Unless, of course, you're the UFC's matchmakers.

The result? Numerous belts left collecting months' worth of dust on mantles. It's a losing situation for every party outside the champions, as fans are stuck with uninteresting events, potential contenders are left twiddling their thumbs, and the UFC takes hit after hit to its bottom line. All that stems from an active ignorance about fighters' injury histories.



Heavyweight champion Cain Velasquez, for example, was shelved for a year with a shoulder injury after defeating Brock Lesnar, and Velasquez injured his knee ahead of a long-awaited title defense opposite Junior Dos Santos, which he lost.

That, however, did not stop the UFC from tripping over itself to put together a rematch.

Chris Weidman, many forget, only found himself with a shot at Anderson Silva after pulling out of a UFC 155 fight with Tim Boetsch.
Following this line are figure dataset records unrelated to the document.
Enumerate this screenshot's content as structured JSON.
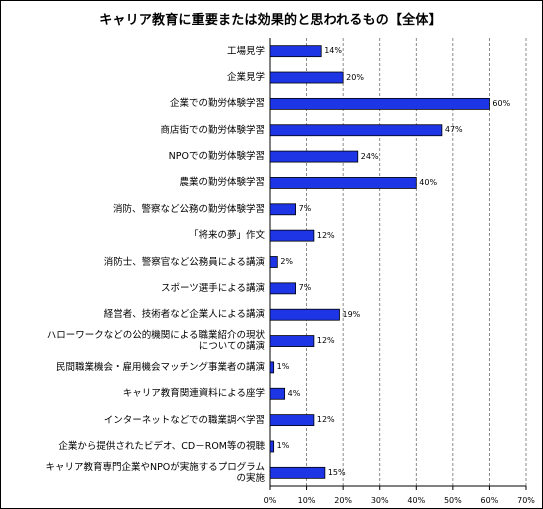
{
  "chart_data": {
    "type": "bar",
    "orientation": "horizontal",
    "title": "キャリア教育に重要または効果的と思われるもの【全体】",
    "xlim": [
      0,
      70
    ],
    "x_ticks": [
      "0%",
      "10%",
      "20%",
      "30%",
      "40%",
      "50%",
      "60%",
      "70%"
    ],
    "grid": "vertical dashed",
    "bar_color": "#1e35e6",
    "categories": [
      "工場見学",
      "企業見学",
      "企業での勤労体験学習",
      "商店街での勤労体験学習",
      "NPOでの勤労体験学習",
      "農業の勤労体験学習",
      "消防、警察など公務の勤労体験学習",
      "「将来の夢」作文",
      "消防士、警察官など公務員による講演",
      "スポーツ選手による講演",
      "経営者、技術者など企業人による講演",
      "ハローワークなどの公的機関による職業紹介の現状\nについての講演",
      "民間職業機会・雇用機会マッチング事業者の講演",
      "キャリア教育関連資料による座学",
      "インターネットなどでの職業調べ学習",
      "企業から提供されたビデオ、CD－ROM等の視聴",
      "キャリア教育専門企業やNPOが実施するプログラム\nの実施"
    ],
    "values": [
      14,
      20,
      60,
      47,
      24,
      40,
      7,
      12,
      2,
      7,
      19,
      12,
      1,
      4,
      12,
      1,
      15
    ],
    "value_labels": [
      "14%",
      "20%",
      "60%",
      "47%",
      "24%",
      "40%",
      "7%",
      "12%",
      "2%",
      "7%",
      "19%",
      "12%",
      "1%",
      "4%",
      "12%",
      "1%",
      "15%"
    ]
  }
}
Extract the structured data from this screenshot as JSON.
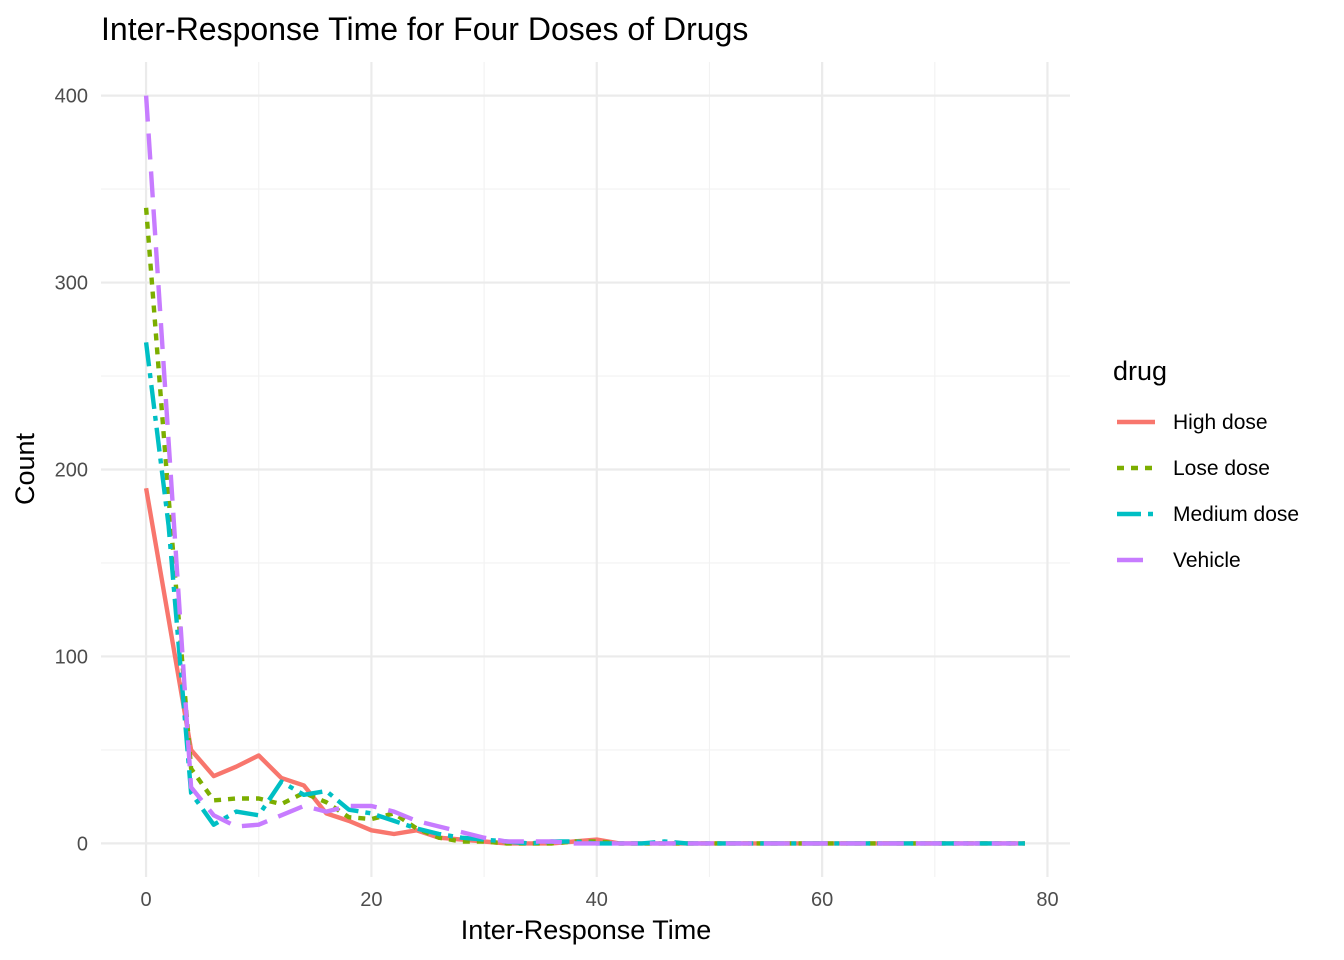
{
  "chart_data": {
    "type": "line",
    "title": "Inter-Response Time for Four Doses of Drugs",
    "xlabel": "Inter-Response Time",
    "ylabel": "Count",
    "xlim": [
      -4,
      82
    ],
    "ylim": [
      -18,
      418
    ],
    "x_ticks": [
      0,
      20,
      40,
      60,
      80
    ],
    "x_tick_labels": [
      "0",
      "20",
      "40",
      "60",
      "80"
    ],
    "y_ticks": [
      0,
      100,
      200,
      300,
      400
    ],
    "y_tick_labels": [
      "0",
      "100",
      "200",
      "300",
      "400"
    ],
    "grid": true,
    "legend": {
      "title": "drug",
      "position": "right"
    },
    "x": [
      0,
      2,
      4,
      6,
      8,
      10,
      12,
      14,
      16,
      18,
      20,
      22,
      24,
      26,
      28,
      30,
      32,
      34,
      36,
      38,
      40,
      42,
      44,
      46,
      48,
      50,
      52,
      54,
      56,
      58,
      60,
      62,
      64,
      66,
      68,
      70,
      72,
      74,
      76,
      78
    ],
    "series": [
      {
        "name": "High dose",
        "color": "#F8766D",
        "dash": "solid",
        "values": [
          190,
          120,
          50,
          36,
          41,
          47,
          35,
          31,
          16,
          12,
          7,
          5,
          7,
          3,
          2,
          1,
          0,
          0,
          0,
          1,
          2,
          0,
          0,
          0,
          0,
          0,
          0,
          0,
          0,
          0,
          0,
          0,
          0,
          0,
          0,
          0,
          0,
          0,
          0,
          0
        ]
      },
      {
        "name": "Lose dose",
        "color": "#7CAE00",
        "dash": "dotted",
        "values": [
          340,
          185,
          40,
          23,
          24,
          24,
          21,
          27,
          22,
          14,
          13,
          16,
          8,
          3,
          1,
          1,
          0,
          0,
          0,
          1,
          1,
          0,
          0,
          0,
          0,
          0,
          0,
          0,
          0,
          0,
          0,
          0,
          0,
          0,
          0,
          0,
          0,
          0,
          0,
          0
        ]
      },
      {
        "name": "Medium dose",
        "color": "#00BFC4",
        "dash": "dashdot",
        "values": [
          268,
          170,
          27,
          10,
          17,
          15,
          33,
          26,
          28,
          18,
          16,
          12,
          8,
          5,
          3,
          2,
          1,
          0,
          1,
          1,
          0,
          0,
          0,
          1,
          0,
          0,
          0,
          0,
          0,
          0,
          0,
          0,
          0,
          0,
          0,
          0,
          0,
          0,
          0,
          0
        ]
      },
      {
        "name": "Vehicle",
        "color": "#C77CFF",
        "dash": "longdash",
        "values": [
          400,
          215,
          30,
          15,
          9,
          10,
          15,
          20,
          17,
          20,
          20,
          17,
          12,
          9,
          6,
          3,
          1,
          1,
          1,
          0,
          0,
          0,
          0,
          0,
          0,
          0,
          0,
          0,
          0,
          0,
          0,
          0,
          0,
          0,
          0,
          0,
          0,
          0,
          0,
          0
        ]
      }
    ]
  }
}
It shouldn't have been a surprise for anyone, then, that bouts at UFC 173 and 181 would be pushed back such that Weidman would only defend his belt once in 2014. As a result, Vitor Belfort, Luke Rockhold, Ronaldo "Jacare" Souza and Yoel Romero would be locked in an awkward limbo.
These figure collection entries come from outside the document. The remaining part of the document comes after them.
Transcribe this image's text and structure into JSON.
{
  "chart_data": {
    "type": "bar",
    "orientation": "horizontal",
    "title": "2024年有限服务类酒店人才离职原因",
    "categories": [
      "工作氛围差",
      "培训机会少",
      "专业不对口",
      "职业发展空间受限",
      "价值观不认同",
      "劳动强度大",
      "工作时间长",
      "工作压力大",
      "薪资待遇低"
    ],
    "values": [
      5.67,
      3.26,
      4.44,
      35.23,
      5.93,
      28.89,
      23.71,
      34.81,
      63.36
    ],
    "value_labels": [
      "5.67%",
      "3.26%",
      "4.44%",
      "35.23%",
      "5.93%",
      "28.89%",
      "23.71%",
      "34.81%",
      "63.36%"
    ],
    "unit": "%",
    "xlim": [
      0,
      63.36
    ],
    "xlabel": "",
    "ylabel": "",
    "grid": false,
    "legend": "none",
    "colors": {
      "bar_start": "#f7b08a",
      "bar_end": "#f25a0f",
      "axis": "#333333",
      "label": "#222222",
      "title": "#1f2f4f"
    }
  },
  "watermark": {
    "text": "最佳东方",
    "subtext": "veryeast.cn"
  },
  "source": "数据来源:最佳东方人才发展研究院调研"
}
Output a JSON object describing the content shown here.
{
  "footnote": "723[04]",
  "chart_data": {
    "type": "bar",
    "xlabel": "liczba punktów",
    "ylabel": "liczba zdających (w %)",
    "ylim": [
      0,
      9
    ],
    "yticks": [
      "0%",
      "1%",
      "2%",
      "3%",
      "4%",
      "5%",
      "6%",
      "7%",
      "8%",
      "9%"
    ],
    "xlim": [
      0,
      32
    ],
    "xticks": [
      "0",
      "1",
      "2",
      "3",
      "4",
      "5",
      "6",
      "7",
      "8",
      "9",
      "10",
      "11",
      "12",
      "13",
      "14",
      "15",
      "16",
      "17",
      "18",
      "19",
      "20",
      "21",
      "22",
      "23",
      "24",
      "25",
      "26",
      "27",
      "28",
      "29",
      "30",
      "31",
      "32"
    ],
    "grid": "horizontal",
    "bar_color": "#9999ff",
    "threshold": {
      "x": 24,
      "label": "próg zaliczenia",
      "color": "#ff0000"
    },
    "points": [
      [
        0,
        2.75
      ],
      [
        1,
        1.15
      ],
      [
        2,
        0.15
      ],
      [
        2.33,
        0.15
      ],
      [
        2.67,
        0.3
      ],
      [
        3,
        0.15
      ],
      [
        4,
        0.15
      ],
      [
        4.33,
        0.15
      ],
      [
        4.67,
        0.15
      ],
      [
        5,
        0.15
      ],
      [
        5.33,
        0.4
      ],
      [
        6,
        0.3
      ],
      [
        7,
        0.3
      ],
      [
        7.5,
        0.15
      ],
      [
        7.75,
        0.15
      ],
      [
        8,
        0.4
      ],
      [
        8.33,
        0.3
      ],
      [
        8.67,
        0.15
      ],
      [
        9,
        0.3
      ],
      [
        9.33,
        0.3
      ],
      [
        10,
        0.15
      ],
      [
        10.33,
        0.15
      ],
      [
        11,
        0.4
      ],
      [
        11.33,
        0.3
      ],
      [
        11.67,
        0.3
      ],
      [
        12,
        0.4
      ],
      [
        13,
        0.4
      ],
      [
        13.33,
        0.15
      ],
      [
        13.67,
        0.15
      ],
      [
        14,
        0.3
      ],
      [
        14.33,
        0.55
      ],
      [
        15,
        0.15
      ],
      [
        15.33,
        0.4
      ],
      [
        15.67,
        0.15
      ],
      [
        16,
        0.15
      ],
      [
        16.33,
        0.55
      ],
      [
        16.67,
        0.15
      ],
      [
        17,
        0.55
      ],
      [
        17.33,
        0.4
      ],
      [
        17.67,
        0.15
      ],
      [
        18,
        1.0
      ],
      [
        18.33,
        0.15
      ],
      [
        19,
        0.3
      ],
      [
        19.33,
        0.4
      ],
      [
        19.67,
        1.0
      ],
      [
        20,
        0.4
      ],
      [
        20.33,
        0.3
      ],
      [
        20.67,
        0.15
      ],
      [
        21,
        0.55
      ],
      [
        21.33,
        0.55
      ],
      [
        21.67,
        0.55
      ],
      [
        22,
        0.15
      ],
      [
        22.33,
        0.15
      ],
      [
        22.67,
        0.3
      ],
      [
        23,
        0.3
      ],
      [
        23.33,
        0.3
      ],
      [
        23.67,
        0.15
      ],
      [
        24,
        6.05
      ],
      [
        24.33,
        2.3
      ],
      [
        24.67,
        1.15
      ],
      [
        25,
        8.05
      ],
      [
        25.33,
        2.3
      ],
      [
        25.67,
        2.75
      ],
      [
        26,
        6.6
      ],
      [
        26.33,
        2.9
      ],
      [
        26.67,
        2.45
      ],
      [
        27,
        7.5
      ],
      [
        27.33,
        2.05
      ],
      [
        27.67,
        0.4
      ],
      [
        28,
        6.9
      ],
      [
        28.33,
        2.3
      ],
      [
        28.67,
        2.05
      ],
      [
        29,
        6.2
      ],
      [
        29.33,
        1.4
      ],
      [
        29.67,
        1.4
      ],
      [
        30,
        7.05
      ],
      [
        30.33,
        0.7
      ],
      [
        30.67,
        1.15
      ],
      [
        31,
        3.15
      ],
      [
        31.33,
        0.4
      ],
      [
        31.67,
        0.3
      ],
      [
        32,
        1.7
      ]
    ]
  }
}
Just look at lightweight champion Anthony Pettis, who hasn't been seen since beating Benson Henderson in August 2013.

Despite spending most of 2012 recovering from injuries, Pettis was hustled into that title fight and had just weeks earlier withdrawn from a fight with Jose Aldo due to a knee injury. To say the warning signs were there in regards to Pettis being a less-than-active champion would be a huge understatement. In fact, win or lose, the safe assumption entering fight night was that Pettis would be spending most of 2014 wearing a cast.

It's possible the UFC was hoping that slotting Pettis into UFC 164, which was in his hometown of Milwaukee, Wisconsin, was going to be a decent short-term cash grab. Judging by the half-capacity crowd and low buyrates, however, the gamble gave the UFC little return. Even if it was a modest improvement over the original main event of Henderson vs. TJ Grant, any gain was almost certainly wiped out from 16 months without a lightweight championship bout.
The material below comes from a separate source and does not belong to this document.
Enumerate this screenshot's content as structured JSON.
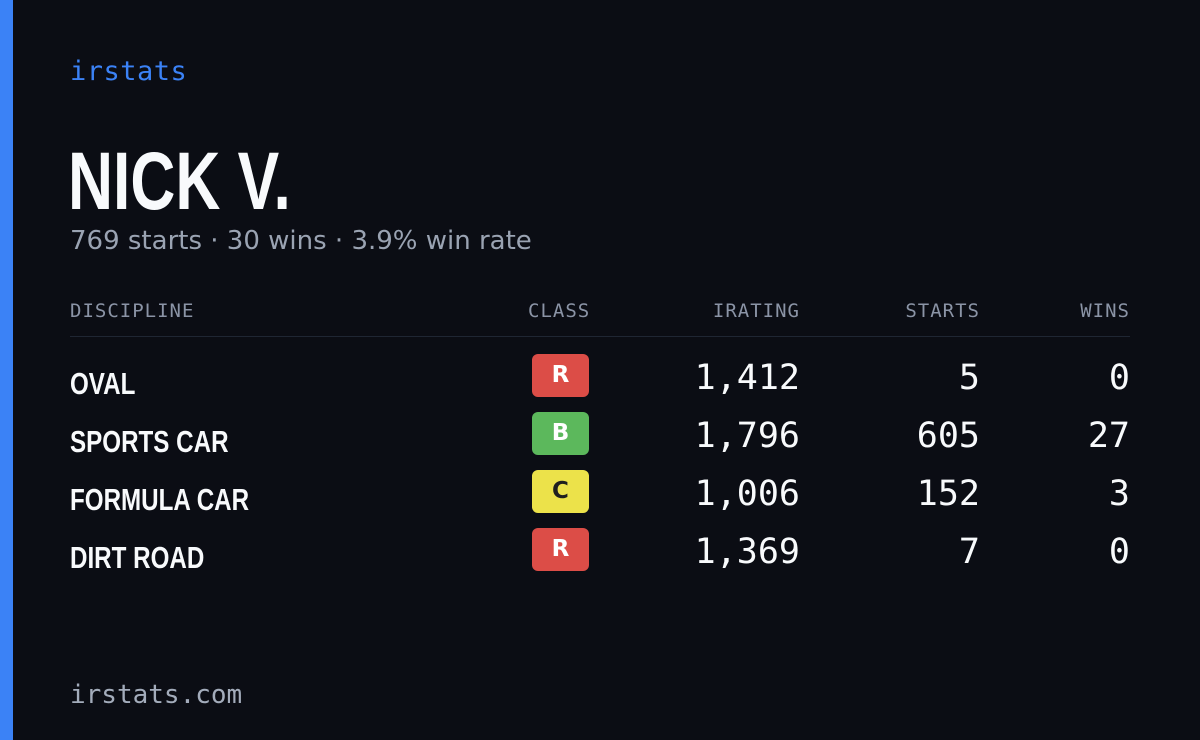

Had the UFC opted to replace Grant with Josh Thomson (whose resume was already good enough for a title shot), the belt would have likely been defended at least twice already in 2014. Fighters like Donald Cerrone and Rafael dos Anjos wouldn't be left with no viable opponents for climbing the ranks. Most of all, maybe—just maybe—a more fluid lightweight division would have helped to make cards like UFC 177, 179 and 180 feel slightly less underwhelming.

The difference a couple missing champions make in terms of card quality is profound, which brings us back to Cruz and Zingano. The UFC already has four champions that are safe bets to tweak, tear or pull something for any given fight, but it is setting itself up to add not one but two more champions to that tally.



Peering into the crystal ball, can anybody honestly say that they would be surprised if Cruz or Zingano were forced to ride the pine for the better part of 2015? Does anybody believe that they are truly, completely past the injuries that kept them out for so long? So then why should the UFC actively try and make next year even worse than this one?

The UFC has an admirable number of options for big fights in both bantamweight divisions, and intriguing challenges for champions and contenders alike. Why not have T.J. Dillashaw try and avenge his 2013 loss to Raphael Assuncao (who happens to be on a seven-fight winning streak) and put Cruz against Urijah Faber or Renan Barao? In the women's division, why not have Ronda Rousey face Bethe Correia in a potentially blockbuster grudge match and put Zingano against Jessica Andrade, Holly Holm or Sarah Kaufman?

None of this is to say that fighters like Cruz and Zingano should be blacklisted from title shots, either. The UFC simply shouldn't be so willing to set itself up for long-term disaster on the flimsy hope of short-term payoffs. If Cruz and Zingano show that their recent injuries are truly behind them, then there is no reason not to give them a chance for the belt.

Right now, though? Right now should be a time for strengthening the foundation—for the UFC, Cruz and Zingano alike.